Among other things, the Republican-controlled Legislature last year passed a law that requires a review every five years of tenured professors and forces state universities to be accredited by a different agency each accreditation cycle. Tenured professors traditionally have been given indefinite academic appointments to promote academic freedom, the report said.

Earlier this year, the university eliminated diversity, equity and inclusion positions at the school after DeSantis signed a bill last year blocking public colleges and universities from using federal or state funding on diversity programs. The $5 million that had been earmarked for the DEI programs was diverted into a faculty recruitment fund.

Earlier this month, the University of Florida kicked out of school some pro-Palestinian protesters who were arrested during an April demonstration, overruling a lighter sentence that had been recommended by hearing bodies who heard testimony and watched police video of the protest.
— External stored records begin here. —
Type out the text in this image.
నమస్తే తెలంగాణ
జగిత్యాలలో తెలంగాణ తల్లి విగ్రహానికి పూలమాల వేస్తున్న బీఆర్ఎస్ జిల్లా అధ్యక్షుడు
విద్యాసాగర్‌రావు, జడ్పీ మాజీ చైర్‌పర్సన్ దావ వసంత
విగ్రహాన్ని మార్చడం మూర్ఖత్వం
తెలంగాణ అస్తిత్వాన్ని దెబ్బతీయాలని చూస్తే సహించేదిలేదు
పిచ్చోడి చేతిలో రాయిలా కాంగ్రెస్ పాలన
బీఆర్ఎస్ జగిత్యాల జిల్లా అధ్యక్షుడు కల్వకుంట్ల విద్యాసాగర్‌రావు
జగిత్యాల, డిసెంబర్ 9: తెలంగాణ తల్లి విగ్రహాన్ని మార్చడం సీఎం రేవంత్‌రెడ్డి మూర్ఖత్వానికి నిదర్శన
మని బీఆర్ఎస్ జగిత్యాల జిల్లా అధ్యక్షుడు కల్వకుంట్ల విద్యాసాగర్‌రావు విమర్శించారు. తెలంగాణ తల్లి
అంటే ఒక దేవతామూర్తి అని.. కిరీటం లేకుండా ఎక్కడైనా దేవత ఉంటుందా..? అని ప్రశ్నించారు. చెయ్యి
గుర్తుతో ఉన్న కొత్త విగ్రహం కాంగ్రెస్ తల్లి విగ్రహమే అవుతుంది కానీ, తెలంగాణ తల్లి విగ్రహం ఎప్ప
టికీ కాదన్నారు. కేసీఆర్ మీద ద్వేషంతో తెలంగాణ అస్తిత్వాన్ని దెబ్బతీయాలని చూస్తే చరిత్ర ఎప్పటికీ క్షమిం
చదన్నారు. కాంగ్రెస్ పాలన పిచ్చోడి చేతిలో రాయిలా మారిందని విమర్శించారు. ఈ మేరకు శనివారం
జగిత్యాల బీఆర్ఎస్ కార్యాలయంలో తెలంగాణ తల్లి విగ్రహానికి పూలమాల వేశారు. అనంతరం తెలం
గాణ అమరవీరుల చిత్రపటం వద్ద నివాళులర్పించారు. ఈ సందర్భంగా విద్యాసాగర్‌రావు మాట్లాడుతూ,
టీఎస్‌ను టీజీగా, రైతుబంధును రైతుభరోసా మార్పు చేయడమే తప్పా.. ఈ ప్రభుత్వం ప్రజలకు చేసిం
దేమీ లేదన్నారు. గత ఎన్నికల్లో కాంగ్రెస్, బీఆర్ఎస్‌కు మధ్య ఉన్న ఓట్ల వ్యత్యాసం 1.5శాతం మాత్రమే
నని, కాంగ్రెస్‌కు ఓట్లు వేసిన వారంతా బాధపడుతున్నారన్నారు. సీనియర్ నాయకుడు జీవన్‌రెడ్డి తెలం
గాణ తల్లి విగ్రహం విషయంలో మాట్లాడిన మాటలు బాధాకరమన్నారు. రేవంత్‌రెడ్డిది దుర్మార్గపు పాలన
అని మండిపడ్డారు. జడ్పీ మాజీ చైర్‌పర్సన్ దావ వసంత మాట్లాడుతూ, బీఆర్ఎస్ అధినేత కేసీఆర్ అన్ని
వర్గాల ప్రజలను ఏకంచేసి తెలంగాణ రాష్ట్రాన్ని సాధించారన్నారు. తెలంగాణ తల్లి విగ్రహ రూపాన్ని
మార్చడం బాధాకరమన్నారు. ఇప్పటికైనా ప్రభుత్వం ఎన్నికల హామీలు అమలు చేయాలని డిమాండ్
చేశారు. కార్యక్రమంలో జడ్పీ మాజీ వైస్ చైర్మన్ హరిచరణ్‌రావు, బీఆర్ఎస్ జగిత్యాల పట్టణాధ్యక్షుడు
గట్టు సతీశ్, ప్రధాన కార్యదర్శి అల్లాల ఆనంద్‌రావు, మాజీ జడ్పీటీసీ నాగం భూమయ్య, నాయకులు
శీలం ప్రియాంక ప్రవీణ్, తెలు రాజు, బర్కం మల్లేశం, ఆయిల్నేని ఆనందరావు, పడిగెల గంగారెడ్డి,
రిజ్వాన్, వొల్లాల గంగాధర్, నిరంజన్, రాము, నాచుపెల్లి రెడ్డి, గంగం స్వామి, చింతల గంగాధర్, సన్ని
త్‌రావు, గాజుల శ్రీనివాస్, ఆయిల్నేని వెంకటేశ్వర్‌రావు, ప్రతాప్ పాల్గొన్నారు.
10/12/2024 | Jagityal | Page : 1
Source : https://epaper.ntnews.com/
“We wish we didn’t have to, but the students weighed the costs, made their decisions, and will own the consequences as adults,” Sasse said in a May opinion piece in the Wall Street Journal. “We’re a university, not a daycare. We don’t coddle emotions, we wrestle with ideas.”

The chair of the university's board of trustees, Mori Hosseini, thanked Sasse for his leadership.

“He has left a lasting impact on the university and all of those associated with it. We wish Ben all the best as he steps back to focus on his family,” Hosseini said.

Sasse thanked the university for welcoming his family and said he was grateful for the professors and students as well those behind the scenes, like third-shift maintenance crews and the early morning cafeteria workers.

“We love you. You touched our hearts and made this more than a job — you made it our community,” Sasse said. “That’s why we’re not going anywhere.”